Общее впечатление от Вагнера как художника сближает его - чтобы напомнить более знакомый тип - с Демосфеном: суровая строгость в отношении к предмету, умение властно взяться за дело и охватить его: стоит ему лишь наложить на что-либо свою руку, и она уже не упустит из своих железных пальцев раз схваченное. Как Демосфен, он скрывает от нас свое искусство, вынуждает забыть его, заставляя думать о самом деле. И все же он, как и Демосфен, - конечное и высшее явление в целом ряде могучих художественных гениев, и следовательно, ему приходится больше скрывать, чем первым в этом ряду. Его искусство действует как природа, как обновленная, вновь обретенная природа. В нем нет ничего аподиктического, как у всех прежних композиторов, играющих при случае своим искусством и выставляющих напоказ свое мастерство. При исполнении произведения вагнеровского искусства не думаешь ни об интересном, ни о забавном, ни о самом Вагнере, ни вообще об искусстве, чувствуешь лишь необходимое в нем. Какую строгость и выдержанность воли, какое самоподчинение должен был проявить художник в период своего развития, чтобы наконец, достигнув зрелости, с радостным чувством свободы в каждую минуту творчества создавать одно необходимое, - в этом едва ли кто-либо и когда-либо будет в состоянии отдать себе полный отчет. Достаточно, если мы хоть в отдельных случаях замечаем, как его музыка с какой-то суровой решимостью подчиняется ходу драмы, неумолимому, как рок, между тем как огненная душа этого искусства жаждет хоть раз без всяких препон пронестись на свободе по пустыне.
10
Художник, имеющий над собой такую власть, подчиняет себе других художников, даже не стремясь к этому.
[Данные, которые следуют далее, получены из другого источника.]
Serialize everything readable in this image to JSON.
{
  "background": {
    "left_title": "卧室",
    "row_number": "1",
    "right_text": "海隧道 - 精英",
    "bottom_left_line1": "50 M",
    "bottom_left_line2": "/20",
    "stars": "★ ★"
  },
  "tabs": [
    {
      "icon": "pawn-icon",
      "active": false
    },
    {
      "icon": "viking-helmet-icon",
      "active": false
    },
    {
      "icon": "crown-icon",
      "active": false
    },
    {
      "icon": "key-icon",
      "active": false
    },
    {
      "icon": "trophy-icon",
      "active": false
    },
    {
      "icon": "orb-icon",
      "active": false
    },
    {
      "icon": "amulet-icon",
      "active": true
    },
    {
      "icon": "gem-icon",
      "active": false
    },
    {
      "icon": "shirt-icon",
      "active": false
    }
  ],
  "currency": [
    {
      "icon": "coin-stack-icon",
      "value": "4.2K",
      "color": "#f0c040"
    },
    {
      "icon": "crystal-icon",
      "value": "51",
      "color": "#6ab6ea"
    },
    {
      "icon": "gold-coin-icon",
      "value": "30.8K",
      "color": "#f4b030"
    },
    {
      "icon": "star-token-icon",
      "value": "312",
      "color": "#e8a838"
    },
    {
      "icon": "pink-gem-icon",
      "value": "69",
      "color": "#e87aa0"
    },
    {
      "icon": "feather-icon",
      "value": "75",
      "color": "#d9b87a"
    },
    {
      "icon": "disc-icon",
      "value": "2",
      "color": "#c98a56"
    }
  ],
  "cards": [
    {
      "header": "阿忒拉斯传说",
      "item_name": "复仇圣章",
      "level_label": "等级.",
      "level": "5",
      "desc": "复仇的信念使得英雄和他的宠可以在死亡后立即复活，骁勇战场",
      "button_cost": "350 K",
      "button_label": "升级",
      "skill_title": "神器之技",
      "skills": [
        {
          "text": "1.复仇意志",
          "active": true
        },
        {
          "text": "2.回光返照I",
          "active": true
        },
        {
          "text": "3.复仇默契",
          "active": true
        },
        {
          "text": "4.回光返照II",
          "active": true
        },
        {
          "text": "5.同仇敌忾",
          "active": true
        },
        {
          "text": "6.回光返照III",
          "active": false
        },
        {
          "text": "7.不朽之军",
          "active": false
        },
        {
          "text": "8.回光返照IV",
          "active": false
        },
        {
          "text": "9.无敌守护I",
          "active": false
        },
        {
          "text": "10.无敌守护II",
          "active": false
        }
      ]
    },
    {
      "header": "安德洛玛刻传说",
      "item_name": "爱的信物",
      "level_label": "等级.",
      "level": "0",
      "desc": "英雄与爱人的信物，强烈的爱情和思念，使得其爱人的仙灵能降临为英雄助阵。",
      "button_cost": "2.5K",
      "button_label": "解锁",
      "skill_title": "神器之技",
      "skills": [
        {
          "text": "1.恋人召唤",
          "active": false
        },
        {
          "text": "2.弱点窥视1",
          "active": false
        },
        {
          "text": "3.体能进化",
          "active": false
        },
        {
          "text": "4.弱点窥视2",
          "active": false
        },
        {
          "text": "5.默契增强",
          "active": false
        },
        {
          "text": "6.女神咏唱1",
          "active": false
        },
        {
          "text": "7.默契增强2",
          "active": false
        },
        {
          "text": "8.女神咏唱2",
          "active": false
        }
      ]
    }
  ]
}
С другой стороны, только для него покоренные им его друзья и приверженцы не представляют опасности или стеснения, между тем как менее значительные характеры, ищущие опоры в друзьях, обыкновенно теряют при этом свободу. Весьма интересно проследить, как Вагнер всю свою жизнь избегал всякого образования партий, и как все же каждый фазис его творчества создавал круг приверженцев, который, по-видимому, имел целью удержать его на этом фазисе. Но он всегда вырывался из этого круга, не позволяя связывать себя. К тому же его путь был слишком длинен, чтобы каждый мог легко с самого начала угнаться за ним, и при этом столь необычен и крут, что у самого верного спутника порой захватывало дух. Почти во все периоды жизни Вагнера друзья охотно возвели бы его учение в догму, а равным образом и враги, хотя по другим основаниям. Будь чистота его художественного характера на одну ступень ниже, он гораздо скорее мог бы сделаться решающим хозяином в современном искусстве и музыке, чем он теперь в конце концов и стал в том более высоком смысле, что всякое новое художественное творение невольно приводится на суд его творчества и его художественной индивидуальности. Он подчинил себе самых ярых противников. Нет больше одаренного музыканта, который бы в душе не внимал ему и не считал его более достойным внимания, чем себя и всех прочих композиторов вместе. Те, которые во что бы то ни стало желают чем-нибудь выдвинуться, борются именно с этой покоряющей их внутренней прелестью, и с боязливым старанием замыкаются в кругу старых мастеров, предпочитая искать опоры для своей "самостоятельности" лучше в Шуберте и Генделе, чем в Вагнере. Напрасно! Сопротивляясь лучшим порывам своей совести, они, как художники, становятся незначительнее и мельче. Они портят свой характер тем, что принуждены терпеть плохих союзников и друзей, и несмотря на все эти жертвы, им все же по временам приходится прислушиваться, хотя бы в сновидениях, к Вагнеру. Эти противники достойны жалости: они воображают, что много потеряют, потеряв самих себя, и в этом они заблуждаются.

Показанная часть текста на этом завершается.